Like we said that are numerous other disorders that stalkers can and do exhibit, throughout the course of this blog we will discuss more of them. 

Threat Assessment is crucial when dealing with stalkers

Over and over again, I get requests from domestic violence groups requesting that I evaluate a case that they are involved with. Most of the time I do not comply with their requests because I usually don’t get involved with evaluations unless the law enforcement entity that is handling the case invites me in. The primary reason for that is because when I deal with a police agency I am afforded the availability of all the pertinent information in that specific case. In other words, I am not just getting one side of the story. 

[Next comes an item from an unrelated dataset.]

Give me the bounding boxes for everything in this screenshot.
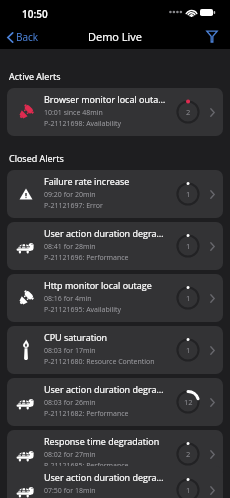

That being said, myself and the vast majority of trained stalking investigators strongly feel that compiling a threat assessment is mandatory when conducting an on-going stalking investigation. In our latest book Antidote For A Stalker as well as the stalking protocol we provide to law enforcement we show a stalking threat assessment form that we utilize and encourage those that we train to utilize as well. In order for you as an investigator how fast you can proceed or at least the direction you are going to go you must get a lethality reading on your stalker. In other words, is he or she an immediate danger to the victim and/or those she or he associates with. What are the chances the stalking is going to escalate into violence. If your lethality reading is low, you may have more time to put your entire investigative case together. If your reading is high, then you must react immediately and get the stalker into the system as best you can. This evaluation also gives you an idea of how the stalker may or may not react to a restraining order. The threat assessment gives you a direction on how you are going to case manage your victim. What precautions you need to take concerning her or his safety requirements. 

We strongly suggest that anyone involved with working with stalking victims either in the guise of law enforcement or as domestic violence advocates to get any training they can on how to better conduct a threat assessment.